Mountaintops to the Deep Sea in the Milford Sound
“Key Summit is one of many hiking trails – or as locals call them, tracks – that crisscross the South Island near Milford Sound, the green gemstone atop New Zealand’s wilderness crown,” Nevada-based Erin Williams writes in a travel feature for The Washington Post.
“Milford Sound sits within Fiordland National Park, which in turn is part of Te Wahipounamu – south-west New Zealand, a UNESCO World Heritage Site that covers 10 per cent of the country’s landmass,” Williams writes.
“Milford Sound’s mountains, rain forests and its fjord draw more than 500,000 visitors each year. Many of them are tour bus day-trippers from neighbouring Te Anau or Queenstown who take a quick boat cruise, snap photos and head back to town. A landing strip and helipad accommodate sightseers who forgo the drive and whiz in and out.

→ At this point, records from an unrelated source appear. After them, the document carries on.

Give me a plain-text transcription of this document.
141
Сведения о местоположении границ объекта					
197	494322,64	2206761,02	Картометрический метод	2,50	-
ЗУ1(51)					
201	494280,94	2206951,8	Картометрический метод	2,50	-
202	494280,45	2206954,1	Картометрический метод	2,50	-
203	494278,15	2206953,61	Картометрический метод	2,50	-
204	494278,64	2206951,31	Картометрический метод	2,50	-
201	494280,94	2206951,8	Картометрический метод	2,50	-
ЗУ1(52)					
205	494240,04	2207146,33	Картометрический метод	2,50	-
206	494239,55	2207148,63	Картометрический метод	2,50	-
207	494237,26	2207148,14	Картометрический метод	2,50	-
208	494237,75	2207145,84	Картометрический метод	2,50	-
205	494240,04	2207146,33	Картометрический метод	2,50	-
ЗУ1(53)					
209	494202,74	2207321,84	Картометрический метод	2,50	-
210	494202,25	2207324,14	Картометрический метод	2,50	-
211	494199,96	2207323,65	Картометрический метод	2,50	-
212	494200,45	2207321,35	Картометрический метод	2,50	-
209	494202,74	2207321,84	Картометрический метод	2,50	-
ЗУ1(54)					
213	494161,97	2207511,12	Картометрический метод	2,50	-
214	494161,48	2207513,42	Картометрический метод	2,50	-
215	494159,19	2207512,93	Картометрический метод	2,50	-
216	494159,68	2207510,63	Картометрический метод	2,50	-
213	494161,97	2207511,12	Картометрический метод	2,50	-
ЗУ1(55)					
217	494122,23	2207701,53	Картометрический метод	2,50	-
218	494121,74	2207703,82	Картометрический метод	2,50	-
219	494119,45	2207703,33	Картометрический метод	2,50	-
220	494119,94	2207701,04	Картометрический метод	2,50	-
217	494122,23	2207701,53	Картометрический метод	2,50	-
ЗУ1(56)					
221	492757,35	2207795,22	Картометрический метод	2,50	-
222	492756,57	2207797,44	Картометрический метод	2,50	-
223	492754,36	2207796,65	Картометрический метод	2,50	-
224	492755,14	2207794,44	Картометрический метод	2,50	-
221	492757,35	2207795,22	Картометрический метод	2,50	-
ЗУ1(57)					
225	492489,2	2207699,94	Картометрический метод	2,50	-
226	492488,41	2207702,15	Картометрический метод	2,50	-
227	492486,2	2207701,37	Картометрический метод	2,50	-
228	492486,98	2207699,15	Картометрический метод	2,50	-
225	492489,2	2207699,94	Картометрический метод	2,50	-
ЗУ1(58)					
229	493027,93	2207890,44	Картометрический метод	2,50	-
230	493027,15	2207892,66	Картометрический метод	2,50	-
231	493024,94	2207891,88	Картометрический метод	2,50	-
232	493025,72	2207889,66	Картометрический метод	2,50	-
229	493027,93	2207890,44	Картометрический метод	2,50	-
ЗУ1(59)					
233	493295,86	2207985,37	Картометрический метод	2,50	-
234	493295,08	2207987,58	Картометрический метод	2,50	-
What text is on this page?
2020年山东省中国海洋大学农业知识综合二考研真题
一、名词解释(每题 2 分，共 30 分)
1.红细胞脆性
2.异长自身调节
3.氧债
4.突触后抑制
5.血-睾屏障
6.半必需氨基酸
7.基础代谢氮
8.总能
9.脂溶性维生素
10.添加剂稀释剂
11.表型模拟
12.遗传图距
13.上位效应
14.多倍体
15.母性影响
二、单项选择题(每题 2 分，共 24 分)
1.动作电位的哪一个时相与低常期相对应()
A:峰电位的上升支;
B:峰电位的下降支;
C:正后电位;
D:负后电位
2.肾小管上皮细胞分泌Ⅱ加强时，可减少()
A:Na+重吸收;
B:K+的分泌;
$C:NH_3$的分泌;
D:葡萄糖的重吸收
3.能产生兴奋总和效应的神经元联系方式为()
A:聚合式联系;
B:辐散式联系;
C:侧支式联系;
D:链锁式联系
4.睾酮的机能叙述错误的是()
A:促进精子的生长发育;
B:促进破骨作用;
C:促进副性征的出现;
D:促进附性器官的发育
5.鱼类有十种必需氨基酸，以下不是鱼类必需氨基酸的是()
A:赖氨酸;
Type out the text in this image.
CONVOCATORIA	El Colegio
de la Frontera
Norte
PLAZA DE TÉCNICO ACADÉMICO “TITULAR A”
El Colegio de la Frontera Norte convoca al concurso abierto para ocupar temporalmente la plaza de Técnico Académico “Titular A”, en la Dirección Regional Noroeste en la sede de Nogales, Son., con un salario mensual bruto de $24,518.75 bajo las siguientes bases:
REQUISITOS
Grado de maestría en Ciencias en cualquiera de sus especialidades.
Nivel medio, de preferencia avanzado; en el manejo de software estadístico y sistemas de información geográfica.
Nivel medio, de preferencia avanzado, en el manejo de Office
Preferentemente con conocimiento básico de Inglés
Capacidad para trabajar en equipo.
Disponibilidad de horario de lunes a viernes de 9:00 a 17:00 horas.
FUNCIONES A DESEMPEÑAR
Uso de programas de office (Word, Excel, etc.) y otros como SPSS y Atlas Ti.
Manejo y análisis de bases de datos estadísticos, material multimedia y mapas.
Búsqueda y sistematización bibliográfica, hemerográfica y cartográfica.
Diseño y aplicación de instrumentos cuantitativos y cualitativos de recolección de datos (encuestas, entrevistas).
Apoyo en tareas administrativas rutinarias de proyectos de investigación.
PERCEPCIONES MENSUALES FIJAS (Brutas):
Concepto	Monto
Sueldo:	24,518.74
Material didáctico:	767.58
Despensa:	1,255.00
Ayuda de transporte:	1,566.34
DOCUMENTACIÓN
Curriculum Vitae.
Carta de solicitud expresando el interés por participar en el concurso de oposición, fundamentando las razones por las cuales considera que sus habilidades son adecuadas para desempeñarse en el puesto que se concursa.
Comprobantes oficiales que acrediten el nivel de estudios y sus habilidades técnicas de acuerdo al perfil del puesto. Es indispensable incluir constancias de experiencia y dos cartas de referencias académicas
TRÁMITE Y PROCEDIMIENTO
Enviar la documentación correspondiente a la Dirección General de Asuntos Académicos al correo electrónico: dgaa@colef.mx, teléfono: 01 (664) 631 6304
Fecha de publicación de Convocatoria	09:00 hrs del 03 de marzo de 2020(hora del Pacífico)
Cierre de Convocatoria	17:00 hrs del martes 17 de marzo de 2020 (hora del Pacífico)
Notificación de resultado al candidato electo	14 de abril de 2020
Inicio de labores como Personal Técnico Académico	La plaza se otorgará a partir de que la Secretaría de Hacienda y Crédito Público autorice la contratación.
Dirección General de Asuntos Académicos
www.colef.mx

“[Travel partner] Andrew and I chose a different option: driving a rental car and pitching our tent. This provided us with maximum flexibility to experience this famous landscape without the infamous crowds – from ascending mountaintops to descending below the water’s surface to float among deep-sea creatures.
“Our last stop [on the trip was] Cascade Creek. Alpine peaks poked from the mist, but wildflowers stole the scene. Acres of purple, pink and blue lupines fringed the rocky stream in riotous colour – a final, sweet reminder of the region’s varied drama.”
Original article by Erin Williams, The Washington Post, September 7, 2018.